Jego klub wyszedł z inicjatywą, by Park Centralny, który, jak mówi, "nazywa się nijako", położony między Białostockim Teatrem Lalek, Operą i placem Uniwersyteckim nazwać Parkiem 4 Czerwca.
- To miejsce symboliczne - obok jest komitet wojewódzki PZPR zdobywany w tamtym czasie przez studentów Niezależnego Zrzeszenia Studentów - podkreśla radny i zaznacza również, że jest to dobre miejsce z uwagi na reprezentacyjny charakter, położone w centrum, a nie gdzieś na nowo budujących się ulicach na obrzeżach.

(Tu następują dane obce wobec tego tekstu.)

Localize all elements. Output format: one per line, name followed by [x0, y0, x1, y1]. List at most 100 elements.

- Nie trzeba budować specjalnych pomników. Ten zielony pomnik najlepiej oddawać będzie charakter naszego miasta - podkreśla inny radny PO, Włodzimierz Kusak.
Zaznacza, że zieleń uspokaja, można tu przyjść na piknik, z dziećmi.
Radni liczą również, że park w przyszłości zostanie zmodernizowany - będą nowe alejki i ławki, tak by całość była bardziej przyjazna dla mieszkańców. Będą oczekiwać, że wszystkie prace będą tam prowadzone w taki sposób, by "nie naruszać spokoju osób, które tam odpoczywają". Ponad 3-hektarwy park centralny utworzony został bowiem na miejscu zniszczonego najpierw przez hitlerowców, a później władze ludowe, cmentarza żydowskiego.
Wniosek o zmianę nazwy parku już został złożony, ma opinię radcy prawnego. Jeśli w najbliższych dniach zaopiniuje go prezydent miasta, stanie na sesji 26 maja.
- Liczymy, że cała Rada Miasta poprze tę inicjatywę - ma nadzieję Nikitorowicz.
4 czerwca 1989 r. odbyły się pierwsze w powojennej Polsce częściowo wolne wybory parlamentarne. W nich, z puli 261 wolnych głosów, które były rozdzielane w demokratycznym głosowaniu, 260 zdobyła opozycja solidarnościowa zorganizowana wokół Komitetu Obywatelskiego przy Lechu Wałęsie.